Imagine this, its Friday and you are sitting in your office as Director of Verizon’s newly created Office of Reasonable Accommodation. An employee, I’ll call him Joe, walks into your office. Joe tells you he’s recently converted to the Church of the Flying Spaghetti Monster (i.e., he is now a Pastafarian); that Friday’s are his religion’s holiday; and that his religion requires him to wear a spaghetti strainer on his head at all times. He requests, as a reasonable accommodation of his religious beliefs, all Friday’s off from work and to have the photograph on his employee identification badge retaken so that he be shown wearing a colander on his head. What do you do?

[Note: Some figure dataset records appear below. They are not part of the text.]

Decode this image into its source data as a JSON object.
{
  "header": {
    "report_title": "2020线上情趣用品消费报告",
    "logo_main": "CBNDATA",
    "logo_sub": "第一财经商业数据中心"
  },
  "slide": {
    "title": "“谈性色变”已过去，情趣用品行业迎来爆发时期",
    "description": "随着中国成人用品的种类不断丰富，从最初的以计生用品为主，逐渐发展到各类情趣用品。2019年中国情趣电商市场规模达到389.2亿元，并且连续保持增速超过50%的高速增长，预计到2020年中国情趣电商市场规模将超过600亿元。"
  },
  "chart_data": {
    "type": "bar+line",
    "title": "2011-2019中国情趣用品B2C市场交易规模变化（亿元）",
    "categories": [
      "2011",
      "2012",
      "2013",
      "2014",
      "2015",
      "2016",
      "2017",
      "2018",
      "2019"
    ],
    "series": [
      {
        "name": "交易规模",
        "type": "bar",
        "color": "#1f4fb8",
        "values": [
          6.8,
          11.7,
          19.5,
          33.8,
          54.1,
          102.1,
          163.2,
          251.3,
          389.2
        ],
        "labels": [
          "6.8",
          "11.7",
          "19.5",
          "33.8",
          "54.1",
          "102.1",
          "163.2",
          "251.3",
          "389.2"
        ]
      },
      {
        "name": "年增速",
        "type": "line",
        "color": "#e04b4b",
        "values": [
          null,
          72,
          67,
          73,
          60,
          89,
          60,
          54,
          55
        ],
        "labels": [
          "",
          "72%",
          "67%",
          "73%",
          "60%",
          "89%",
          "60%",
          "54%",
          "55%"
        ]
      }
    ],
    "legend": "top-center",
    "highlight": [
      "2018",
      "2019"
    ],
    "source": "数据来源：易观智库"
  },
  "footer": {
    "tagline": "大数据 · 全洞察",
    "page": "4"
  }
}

Most employment civil rights laws require that employers treat all employees equally without regard to age, sex, color, race, national origin etc. The ADA and Title VII’s protection of employee’s religious beliefs, however, may require employers to treat employees differently (i.e., reasonable accommodation). Here, Joe’s request to accommodate his beliefs (which appear sincerely held) can only be denied if accommodating the belief would cause undue hardship to the employer. Undue hardship under Title VII is different than under the ADA. Under Title VII, a proposed religious accommodation is often an undue hardship where it requires the employer to incur more than de minimus expense; violates a CBA, law or valid seniority system; ignores safety risks or requires other employees to work longer or harder.
Applying these rules to Joe’s request, unless you can establish that for security reasons employee photographs on access badges must be taken without headwear, you should probably tell Joe to get his colander while you get out the Kodak. With respect to the request for all Fridays off, unless Joe’s request would violate a CBA provision regarding bidding for schedules or would otherwise make Joe’s co-workers work longer or harder, Joe should probably be allowed to take his Fridays off.